A ausência do benefício
causa estranheza e revolta, uma vez que o peixe da Semana Santa é um costume
religioso e cultural profundamente enraizado na região. Para muitos, essa era a
única oportunidade de garantir a proteína para o prato da família durante o
período quaresmal. O contraste com as cidades vizinhas é gritante: diversos
gestores regionais conseguiram organizar a logística e o orçamento para honrar
a tradição, deixando Jucuruçu em um isolamento administrativo que penaliza os
mais necessitados.
Nas ruas e redes sociais,
o sentimento é de abandono.

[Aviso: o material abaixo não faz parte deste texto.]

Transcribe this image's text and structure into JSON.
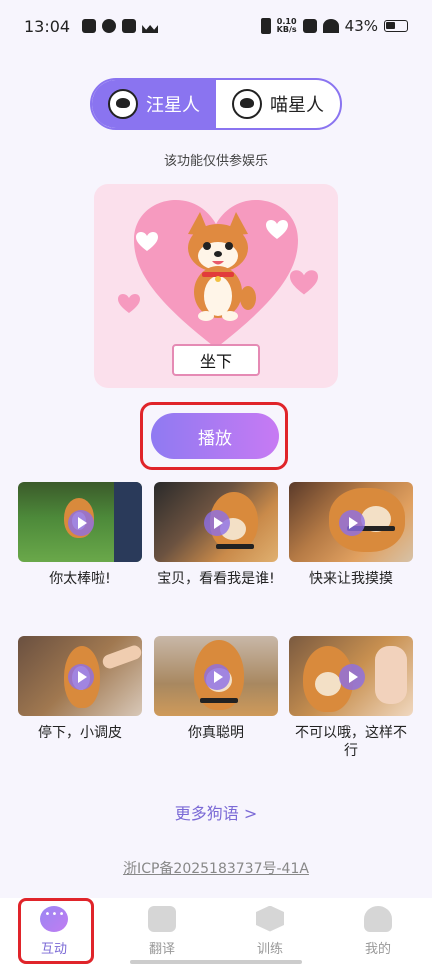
{
  "status_bar": {
    "time": "13:04",
    "speed_value": "0.10",
    "speed_unit": "KB/s",
    "battery": "43%"
  },
  "toggle": {
    "dog_label": "汪星人",
    "cat_label": "喵星人",
    "active": "dog"
  },
  "disclaimer": "该功能仅供参娱乐",
  "hero": {
    "command": "坐下"
  },
  "play_button": "播放",
  "phrases": [
    {
      "caption": "你太棒啦!"
    },
    {
      "caption": "宝贝，看看我是谁!"
    },
    {
      "caption": "快来让我摸摸"
    },
    {
      "caption": "停下，小调皮"
    },
    {
      "caption": "你真聪明"
    },
    {
      "caption": "不可以哦，这样不行"
    }
  ],
  "more_link": "更多狗语 >",
  "icp": "浙ICP备2025183737号-41A",
  "tabs": [
    {
      "label": "互动",
      "icon": "chat-icon"
    },
    {
      "label": "翻译",
      "icon": "translate-icon"
    },
    {
      "label": "训练",
      "icon": "training-icon"
    },
    {
      "label": "我的",
      "icon": "profile-icon"
    }
  ],
  "colors": {
    "accent": "#8a74f0",
    "highlight": "#e0242a"
  }
}
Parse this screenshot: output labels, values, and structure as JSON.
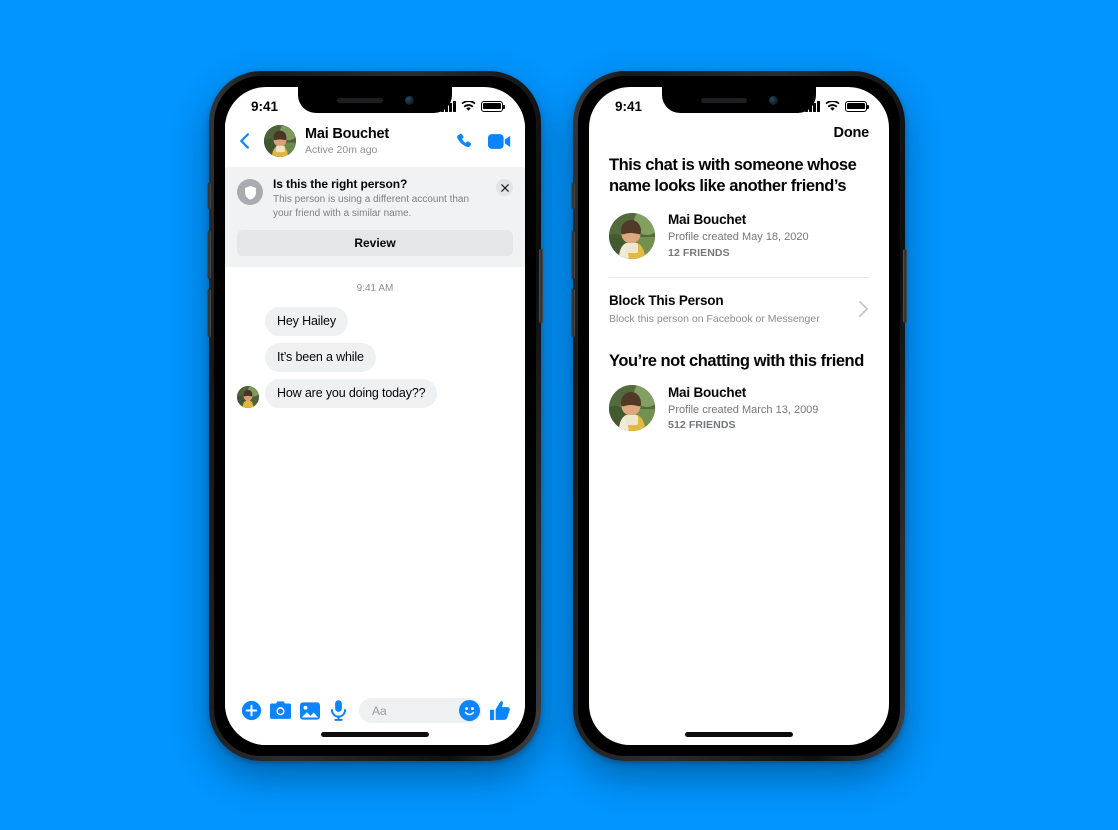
{
  "background_color": "#0095ff",
  "accent_color": "#0a84ff",
  "chat_phone": {
    "status_bar": {
      "time": "9:41",
      "signal_icon": "signal-bars-icon",
      "wifi_icon": "wifi-icon",
      "battery_icon": "battery-icon"
    },
    "header": {
      "back_icon": "chevron-left-icon",
      "avatar": "contact-avatar",
      "name": "Mai Bouchet",
      "status": "Active 20m ago",
      "call_icon": "phone-call-icon",
      "video_icon": "video-camera-icon"
    },
    "warning_banner": {
      "shield_icon": "shield-icon",
      "title": "Is this the right person?",
      "body": "This person is using a different account than your friend with a similar name.",
      "close_icon": "close-x-icon",
      "review_label": "Review"
    },
    "thread": {
      "timestamp": "9:41 AM",
      "messages": [
        {
          "text": "Hey Hailey",
          "show_avatar": false
        },
        {
          "text": "It’s been a while",
          "show_avatar": false
        },
        {
          "text": "How are you doing today??",
          "show_avatar": true
        }
      ]
    },
    "composer": {
      "plus_icon": "plus-circle-icon",
      "camera_icon": "camera-icon",
      "gallery_icon": "image-icon",
      "mic_icon": "microphone-icon",
      "input_placeholder": "Aa",
      "input_value": "",
      "emoji_icon": "smiley-emoji-icon",
      "like_icon": "thumbs-up-icon"
    }
  },
  "review_phone": {
    "status_bar": {
      "time": "9:41",
      "signal_icon": "signal-bars-icon",
      "wifi_icon": "wifi-icon",
      "battery_icon": "battery-icon"
    },
    "nav": {
      "done_label": "Done"
    },
    "section_one": {
      "heading": "This chat is with someone whose name looks like another friend’s",
      "profile": {
        "avatar": "impostor-avatar",
        "name": "Mai Bouchet",
        "created": "Profile created May 18, 2020",
        "friends": "12 FRIENDS"
      },
      "block_row": {
        "title": "Block This Person",
        "subtitle": "Block this person on Facebook or Messenger",
        "chevron_icon": "chevron-right-icon"
      }
    },
    "section_two": {
      "heading": "You’re not chatting with this friend",
      "profile": {
        "avatar": "real-friend-avatar",
        "name": "Mai Bouchet",
        "created": "Profile created March 13, 2009",
        "friends": "512 FRIENDS"
      }
    }
  }
}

Moradores questionam o destino dos recursos que
deveriam ser aplicados em assistência social. "É triste ver que em todo
lugar teve peixe, menos aqui na nossa cidade", desabafa um morador que preferiu
não se identificar. A falta de sensibilidade com o período sagrado reforça o
distanciamento entre o gabinete municipal e as carências reais da população da
sede e dos povoados.
Até o momento, a
prefeitura não emitiu uma nota oficial detalhando os motivos técnicos ou
financeiros para a suspensão da entrega. Enquanto o silêncio impera nos órgãos
públicos, a população de Jucuruçu amarga a quebra de uma tradição que, mais do
que uma doação, representa respeito e dignidade para quem mais precisa. O
espaço segue aberto para os esclarecimentos da gestão municipal sobre o caso.